Но гениальный Гайдн мечтал об иных музыкальных путях, чем те, по каким шли его предшественники композиторы; будущий отец симфонии поверял Консуэло свои мечты об инструментальной партитуре огромных масштабов. Эти масштабы, кажущиеся нам теперь такими естественными, несложными и скромными, сто лет тому назад могли почитаться утопией безумца или же началом новой эры, возвещенной гением. Иосиф еще сомневался в себе и не без ужаса делился потихоньку с Консуэло своими честолюбивыми замыслами. Сначала они немного пугали и Консуэло. До сих пор инструментовка играла второстепенную роль и, отделенная от человеческого голоса, отличалась простотою приемов. Однако в юном товарище певицы было столько спокойствия, столько неизменной мягкости, в его убеждениях чувствовалась такая подлинная скромность и такое безусловно добросовестное стремление к истине, что Консуэло не могла считать его самонадеянным, верила в его мудрость и решила поддерживать в его начинаниях.
Именно в ту пору Гайдн написал серенаду для трех инструментов и с двумя своими друзьями исполнял ее под окнами «любителей», желая заинтересовать их своими произведениями. Начал он с Порпоры, старый маэстро, не зная ни имени автора, ни исполнителей, подошел к окну, с удовольствием слушал и бурно аплодировал. На этот раз посланник, посвященный в тайну и также слушавший серенаду, оказался осторожнее и не выдал молодого композитора. Порпора не желал, чтобы ученики, бравшие у него уроки пения, отвлекались чем-либо иным.
В это же самое время Порпора получил письмо от своего ученика, великолепного контральтиста Уберто, носившего имя Порпорино и состоявшего на службе у Фридриха Великого. Этот знаменитый артист не был, как другие ученики профессора, чрезмерно ослеплен собственным успехом и не забыл, чем обязан своему учителю.
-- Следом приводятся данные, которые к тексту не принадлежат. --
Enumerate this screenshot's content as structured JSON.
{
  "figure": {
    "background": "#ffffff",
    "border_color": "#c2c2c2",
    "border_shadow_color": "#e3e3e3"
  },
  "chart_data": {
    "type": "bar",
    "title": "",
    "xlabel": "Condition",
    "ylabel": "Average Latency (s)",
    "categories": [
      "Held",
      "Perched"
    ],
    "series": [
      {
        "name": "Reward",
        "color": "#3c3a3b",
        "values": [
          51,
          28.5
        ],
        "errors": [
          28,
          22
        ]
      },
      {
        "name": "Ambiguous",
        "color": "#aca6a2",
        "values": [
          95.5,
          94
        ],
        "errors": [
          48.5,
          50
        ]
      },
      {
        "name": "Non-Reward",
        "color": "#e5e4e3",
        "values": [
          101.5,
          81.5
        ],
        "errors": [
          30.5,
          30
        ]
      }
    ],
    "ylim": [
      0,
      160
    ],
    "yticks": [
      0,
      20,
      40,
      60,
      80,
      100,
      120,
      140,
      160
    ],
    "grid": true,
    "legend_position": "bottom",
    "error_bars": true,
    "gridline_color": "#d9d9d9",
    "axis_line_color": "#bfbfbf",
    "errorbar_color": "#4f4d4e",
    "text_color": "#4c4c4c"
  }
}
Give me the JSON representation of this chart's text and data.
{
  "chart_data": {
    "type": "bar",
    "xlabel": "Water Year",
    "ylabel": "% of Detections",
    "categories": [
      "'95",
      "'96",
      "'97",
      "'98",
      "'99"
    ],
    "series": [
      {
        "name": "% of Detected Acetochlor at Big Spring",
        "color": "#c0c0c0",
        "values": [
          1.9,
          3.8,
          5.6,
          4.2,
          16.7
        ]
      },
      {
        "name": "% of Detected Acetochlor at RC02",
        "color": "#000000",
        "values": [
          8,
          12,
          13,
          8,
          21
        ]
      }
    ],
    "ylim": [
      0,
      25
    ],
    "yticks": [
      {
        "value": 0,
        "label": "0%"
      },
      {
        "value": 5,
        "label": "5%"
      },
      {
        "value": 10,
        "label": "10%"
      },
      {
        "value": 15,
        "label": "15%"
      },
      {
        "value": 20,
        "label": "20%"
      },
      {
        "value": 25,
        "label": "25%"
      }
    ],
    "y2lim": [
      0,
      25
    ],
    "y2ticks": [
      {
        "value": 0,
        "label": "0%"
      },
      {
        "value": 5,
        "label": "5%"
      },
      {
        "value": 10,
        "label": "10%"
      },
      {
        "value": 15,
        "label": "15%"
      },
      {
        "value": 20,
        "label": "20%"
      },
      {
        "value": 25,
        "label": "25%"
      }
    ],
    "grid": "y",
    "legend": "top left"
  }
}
Порпорино никогда не стремился изменить то, что приобрел, – манеру петь звучно и свободно, без фиоритур, придерживаясь разумных традиций маэстро, – и это неизменно обеспечивало ему успех. Особенно хорошо удавались ему адажио. Порпора питал к своему бывшему ученику слабость, которую ему с трудом удавалось скрывать перед фанатическими поклонниками Фаринелли и Кафариэлло. Маэстро соглашался, что искусство, блеск и гибкость голоса этих великих виртуозов изумительны и сразу возбуждают большой восторг у слушателей, падких на все необыкновенное. Но под сурдинку он говорил, что его Порпорино ни за что не станет потворствовать дурным вкусам и хотя поет всегда одним и тем же способом, но голос его не может надоесть. И, по-видимому, в Пруссии пение Порпорино действительно вызывало непреходящий восторг, ибо он блистал там в течение всей своей музыкальной карьеры и умер в преклонных годах, прожив в этой стране более сорока лет.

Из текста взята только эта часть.